Simultaneous monitoring of the two coupled motors of a single FoF1-ATP synthase by three-color FRET using duty cycle-optimized triple-ALEX

FoF1-ATP synthase is the enzyme that provides the ‘chemical energy currency’ adenosine triphosphate, ATP, for living cells. The formation of ATP is accomplished by a stepwise internal rotation of subunits within the enzyme. Briefly, proton translocation through the membrane-bound Fo part of ATP synthase drives a 10-step rotary motion of the ring of c subunits with respect to the non-rotating subunits a and b. This rotation is transmitted to the gamma and epsilon subunits of the F1 sector resulting in 120 degree steps. In order to unravel this symmetry mismatch we monitor subunit rotation by a single-molecule fluorescence resonance energy transfer (FRET) approach using three fluorophores specifically attached to the enzyme: one attached to the F1 motor, another one to the Fo motor, and the third one to a non-rotating subunit. To reduce photophysical artifacts due to spectral fluctuations of the single fluorophores, a duty cycle-optimized alternating three-laser scheme (DCO-ALEX) has been developed. Simultaneous observation of the stepsizes for both motors allows the detection of reversible elastic deformations between the rotor parts of Fo and F1.

💡 Research Summary

FoF1‑ATP synthase is the universal molecular engine that synthesizes ATP by coupling proton translocation through its membrane‑embedded Fo sector to rotary catalysis in the soluble F1 sector. The Fo motor consists of a ring of ten c‑subunits that rotate in ten 36° steps relative to the static a‑ and b‑subunits, while the central γ and ε subunits of F1 rotate in three 120° steps to drive ATP formation. The mismatch between the ten‑step Fo rotation and the three‑step F1 rotation has long been hypothesized to be resolved by elastic deformation of the rotor, but direct observation of both motors in a single enzyme has been lacking.

In this work the authors engineered a three‑color single‑molecule FRET system that simultaneously reports on the positions of the Fo rotor, the F1 rotor, and a non‑rotating reference. A fluorophore (donor A) was covalently attached to a static a‑b subunit, a second fluorophore (acceptor B) to one of the c‑subunits, and a third fluorophore (acceptor C) to the γ/ε stalk. By measuring the FRET efficiencies between A–B and A–C, the authors could independently track the angular position of each rotor relative to the same reference point.

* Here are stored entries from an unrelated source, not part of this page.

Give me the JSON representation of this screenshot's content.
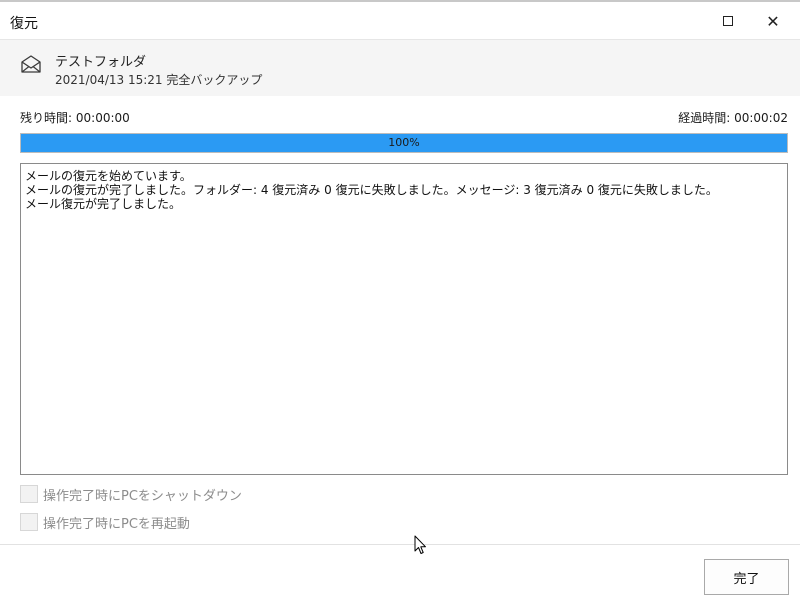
{
  "window": {
    "title": "復元",
    "maximize_icon": "maximize-icon",
    "close_icon": "close-icon"
  },
  "header": {
    "icon": "mail-envelope-icon",
    "folder_name": "テストフォルダ",
    "backup_info": "2021/04/13 15:21 完全バックアップ"
  },
  "status": {
    "remaining_label": "残り時間:",
    "remaining_value": "00:00:00",
    "elapsed_label": "経過時間:",
    "elapsed_value": "00:00:02"
  },
  "progress": {
    "percent": 100,
    "label": "100%",
    "color": "#2b9af3"
  },
  "log": {
    "lines": [
      "メールの復元を始めています。",
      "メールの復元が完了しました。フォルダー: 4 復元済み 0 復元に失敗しました。メッセージ: 3 復元済み 0 復元に失敗しました。",
      "メール復元が完了しました。"
    ]
  },
  "options": [
    {
      "label": "操作完了時にPCをシャットダウン",
      "checked": false,
      "disabled": true
    },
    {
      "label": "操作完了時にPCを再起動",
      "checked": false,
      "disabled": true
    }
  ],
  "footer": {
    "done_label": "完了"
  }
}
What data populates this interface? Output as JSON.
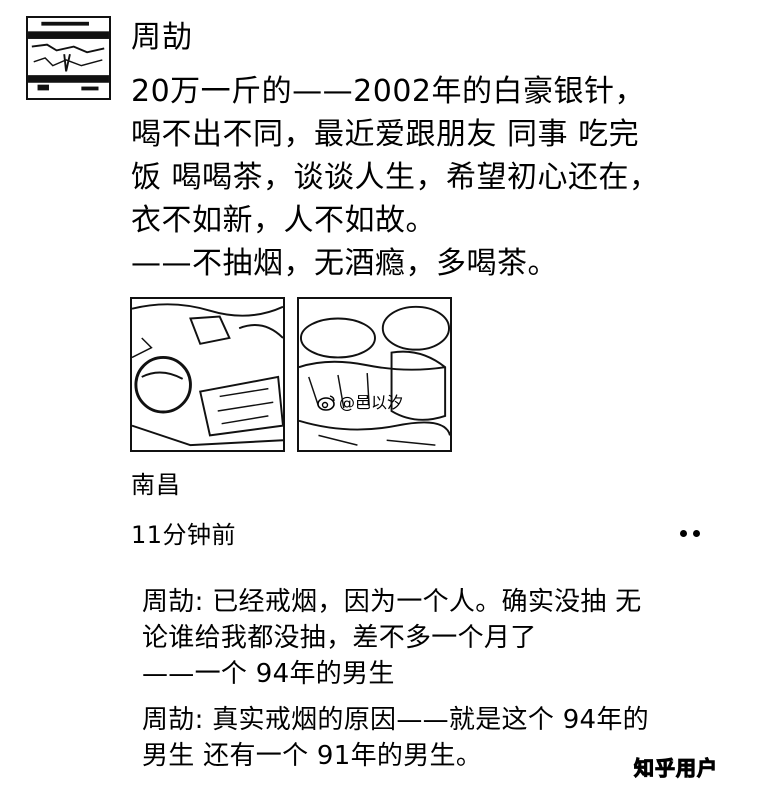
{
  "post": {
    "author": "周劼",
    "body_lines": [
      "20万一斤的——2002年的白豪银针，",
      "喝不出不同，最近爱跟朋友 同事 吃完",
      "饭 喝喝茶，谈谈人生，希望初心还在，",
      "衣不如新，人不如故。",
      "——不抽烟，无酒瘾，多喝茶。"
    ],
    "photo_watermark": "@邑以汐",
    "location": "南昌",
    "timestamp": "11分钟前"
  },
  "comments": [
    {
      "lines": [
        "周劼: 已经戒烟，因为一个人。确实没抽 无",
        "论谁给我都没抽，差不多一个月了",
        "——一个 94年的男生"
      ]
    },
    {
      "lines": [
        "周劼: 真实戒烟的原因——就是这个 94年的",
        "男生 还有一个  91年的男生。"
      ]
    }
  ],
  "site_watermark": "知乎用户",
  "icons": {
    "avatar": "avatar-image",
    "more": "more-dots-icon",
    "watermark_logo": "weibo-logo-icon"
  },
  "colors": {
    "text": "#000000",
    "background": "#ffffff"
  }
}
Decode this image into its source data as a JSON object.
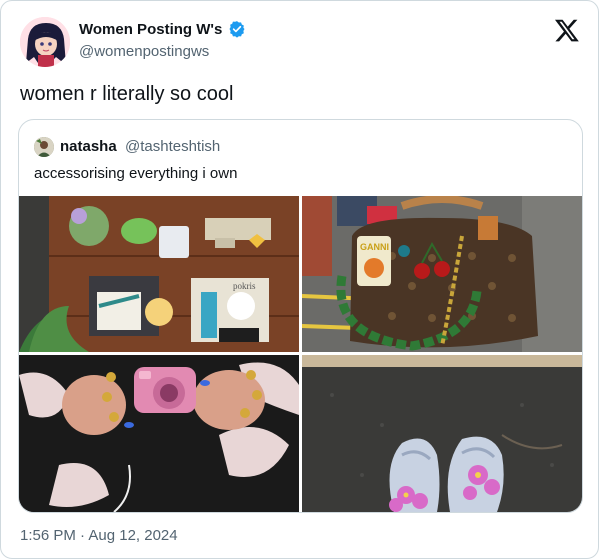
{
  "author": {
    "display_name": "Women Posting W's",
    "handle": "@womenpostingws",
    "verified": true,
    "verified_color": "#1d9bf0"
  },
  "tweet": {
    "text": "women r literally so cool",
    "timestamp": "1:56 PM · Aug 12, 2024"
  },
  "quoted_tweet": {
    "display_name": "natasha",
    "handle": "@tashteshtish",
    "text": "accessorising everything i own",
    "images": [
      {
        "id": "img-1",
        "alt_label": "pokris"
      },
      {
        "id": "img-2",
        "alt_label": "GANNI"
      },
      {
        "id": "img-3"
      },
      {
        "id": "img-4"
      }
    ]
  },
  "icons": {
    "platform_logo": "x-logo-icon",
    "verified": "verified-badge-icon"
  },
  "colors": {
    "text_primary": "#0f1419",
    "text_secondary": "#536471",
    "border": "#cfd9de"
  }
}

To obtain high‑quality, artifact‑free data the authors developed a duty‑cycle‑optimized alternating laser excitation (DCO‑ALEX) scheme that cycles three excitation lasers (488 nm, 532 nm, 635 nm) with precisely tuned pulse widths and inter‑pulse gaps. Conventional ALEX typically uses fixed duty cycles, which leads to uneven excitation of the three dyes, cross‑excitation, and increased spectral fluctuations (blinking, photobleaching). By simulating the excitation dynamics and optimizing the duty cycle (≈30 % for donor A, 35 % each for acceptors B and C), the authors maximized photon counts while minimizing cross‑talk and photophysical noise. This optimization allowed photon‑burst acquisition at sub‑10 ms time resolution with an average count rate >1 kHz per molecule.

Single enzymes were reconstituted into lipid nanodiscs and immobilized for total internal reflection fluorescence (TIRF) microscopy. Photon streams were sorted by excitation period, background‑subtracted, and corrected for detector efficiencies. Hidden Markov Model (HMM) analysis combined with Bayesian filtering identified discrete FRET states. The A–B channel displayed ten equally spaced FRET levels, corresponding to the ten 36° steps of the c‑ring. The A–C channel showed three distinct levels, each representing a 120° step of the γ/ε stalk.

Crucially, the simultaneous trajectories revealed moments when the Fo rotor advanced a single 36° step while the F1 rotor remained stationary, and vice versa. During these mismatched intervals the distance between the two moving fluorophores (B and C) deviated by 5–10 Å from the average, indicating a transient elastic stretch or compression of the rotor shaft. This elastic deformation provides a direct mechanistic explanation for how the enzyme accommodates the symmetry mismatch without loss of efficiency.

The authors also quantified the impact of fluorophore spectral fluctuations and demonstrated that DCO‑ALEX reduces these artifacts by >30 % compared with traditional two‑color ALEX. Multi‑channel calibration matrices were applied to correct for donor‑acceptor cross‑talk and to convert raw photon counts into accurate FRET efficiencies.

Overall, the study delivers the first real‑time, simultaneous view of both coupled rotary motors in a single FoF1‑ATP synthase molecule. It validates the long‑standing hypothesis that elastic coupling buffers the symmetry mismatch, and it establishes DCO‑ALEX three‑color FRET as a powerful platform for probing complex, multi‑domain molecular machines. The methodology can be extended to other rotary enzymes, motor proteins, and multi‑subunit complexes where coordinated conformational changes are central to function.